Испуганный работникъ попытался свалить вину на Михайлу, который будто затерялъ нужный ремень. Михайло, въ отвѣтъ, припомнилъ прошлогоднія грабли. Завязалась ссора. Языки вращались съ быстротою мельничныхъ колесъ, выискивая обиды и неправды, а надъ всѣми голосами, подобно трубѣ Архангела, раздавались грозные окрики хозяина. Не замедлила и хозяйка выйти изъ своего угла и принять участіе въ общей ссорѣ, съ горячностью, свойственной женщинамъ цѣлаго свѣта. Въ юртѣ зашумѣло словно въ взбудораженномъ ульѣ: хозяинъ твердилъ свое, хозяйка перечила, работники ругались, дочери испускали военные окрики; разбуженный ребенокъ плакалъ въ зыбкѣ, а телята мычали, отвѣчая на протяжный громкій ревъ коровъ, которыхъ вечеръ пригналъ уже къ дверямъ юрты. Это послѣднее обстоятельство значительно повліяло на ослабленіе бури, вызвавъ изъ битвы женскій элементъ и, можетъ быть, окончательно прекратило-бы ее, если-бы хозяину не пришла въ голову счастливая мысль добавить еще что-то, въ то время, когда уже всѣ молчали.
Слово это вылетѣло неожиданно, какъ бомба, выпущенная по окончаніи битвы, и произвело такой страшный взрывъ, что коровы и телята умолкли, сильный вѣтеръ стихъ, тучи скрылись, а я увидѣлъ золотой лучъ солнца, который прокрался въ скважину пузыря въ окнѣ и внезапно появился въ нашей темной, грязной, крикливой конурѣ. Яркій и веселый онъ заигралъ блестящимъ колечкомъ на сѣдой, остриженной головѣ моего хозяина, передъ носомъ котораго, какъ разъ въ этотъ моментъ, торчалъ огромный кукишь, сложенный изъ пальцевъ его супруги.
— Вотъ тебѣ!.. На!.. Съѣшь!.. — кричала разгнѣванная, но все-таки прекрасная «Кюмысь».
Фига все приближалась къ раскрытому рту несчастнаго.
Что произошло дальше? Отмстилъ-ли Кырса достойнымъ мущинѣ образомъ, зато наибольшее оскорбленіе, какое только можетъ нанести якутская женщина; или же и на этотъ разъ оказался «бабой своей бабы», мѣшкомъ, какъ его называли сосѣди, и не выбилъ зубовъ, не поломалъ реберъ этой энергичной женщинѣ, трудами которой онъ жилъ и богатѣлъ? Не знаю. Предчувствуя неустойку моего пріятеля, у котораго любовь къ женѣ всегда брала верхъ надъ чувствомъ долга, и не желая быть свидѣтелемъ его пораженія, я схватилъ ружье и ушелъ изъ дому.

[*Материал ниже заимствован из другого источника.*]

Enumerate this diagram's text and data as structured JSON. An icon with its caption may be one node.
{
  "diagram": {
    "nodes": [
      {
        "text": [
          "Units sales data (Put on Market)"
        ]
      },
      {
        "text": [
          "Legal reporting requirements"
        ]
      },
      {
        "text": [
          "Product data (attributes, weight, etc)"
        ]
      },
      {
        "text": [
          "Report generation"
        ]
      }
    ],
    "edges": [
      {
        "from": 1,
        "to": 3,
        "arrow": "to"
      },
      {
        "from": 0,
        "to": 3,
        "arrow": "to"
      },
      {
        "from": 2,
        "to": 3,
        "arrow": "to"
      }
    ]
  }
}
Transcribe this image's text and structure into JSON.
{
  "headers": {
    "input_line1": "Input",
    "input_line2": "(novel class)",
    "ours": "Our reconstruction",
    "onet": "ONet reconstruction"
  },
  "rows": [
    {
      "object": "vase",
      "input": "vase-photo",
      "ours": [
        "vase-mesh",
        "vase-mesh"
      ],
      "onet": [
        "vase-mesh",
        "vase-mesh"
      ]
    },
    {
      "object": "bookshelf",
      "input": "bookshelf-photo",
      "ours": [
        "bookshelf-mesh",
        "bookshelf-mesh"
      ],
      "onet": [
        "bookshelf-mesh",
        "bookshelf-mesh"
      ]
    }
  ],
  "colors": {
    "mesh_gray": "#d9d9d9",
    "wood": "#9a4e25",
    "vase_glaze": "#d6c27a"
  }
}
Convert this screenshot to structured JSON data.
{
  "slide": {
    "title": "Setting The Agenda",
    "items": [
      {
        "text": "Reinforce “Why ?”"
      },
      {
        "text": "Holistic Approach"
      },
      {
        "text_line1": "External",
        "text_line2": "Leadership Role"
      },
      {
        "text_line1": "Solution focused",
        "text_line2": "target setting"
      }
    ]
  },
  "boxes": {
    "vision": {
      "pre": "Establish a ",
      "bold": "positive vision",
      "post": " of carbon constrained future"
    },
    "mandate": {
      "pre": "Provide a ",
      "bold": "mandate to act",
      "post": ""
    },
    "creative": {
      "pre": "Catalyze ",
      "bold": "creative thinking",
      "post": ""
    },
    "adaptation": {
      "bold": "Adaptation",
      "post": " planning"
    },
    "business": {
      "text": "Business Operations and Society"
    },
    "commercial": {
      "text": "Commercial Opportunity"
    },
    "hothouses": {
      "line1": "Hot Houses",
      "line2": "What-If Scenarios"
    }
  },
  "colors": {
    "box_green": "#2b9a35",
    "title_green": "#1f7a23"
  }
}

Вѣтеръ стихъ, разорвались тучи и, раздвинувшись, показали тамъ и сямъ клочки блѣдно-голубого неба. Солнце выглянуло вдругъ въ одно изъ такихъ оконъ и окрестность, за минуту до того тусклая и заплаканная прояснилась и заблестѣла золотымъ свѣтомъ. Она покрылась тономъ полу-игривой, полу-грустной радости; ея улыбка, ея осеннія тѣни, увядающія и пожелтѣлыя, дѣлали ее похожей на покинутую женщину, которой капризъ, уже остывшаго возлюбленнаго, еще разъ подарилъ минуту ласки и счастья. Капли дождя сверкали какъ брилліанты на почернѣвшихъ сучьяхъ деревьевъ и кустовъ; небо окрасилось пурпуромъ, а на колыхавшихся еще талинахъ дрожали жемчужины недавнихъ слезъ минувшей бури.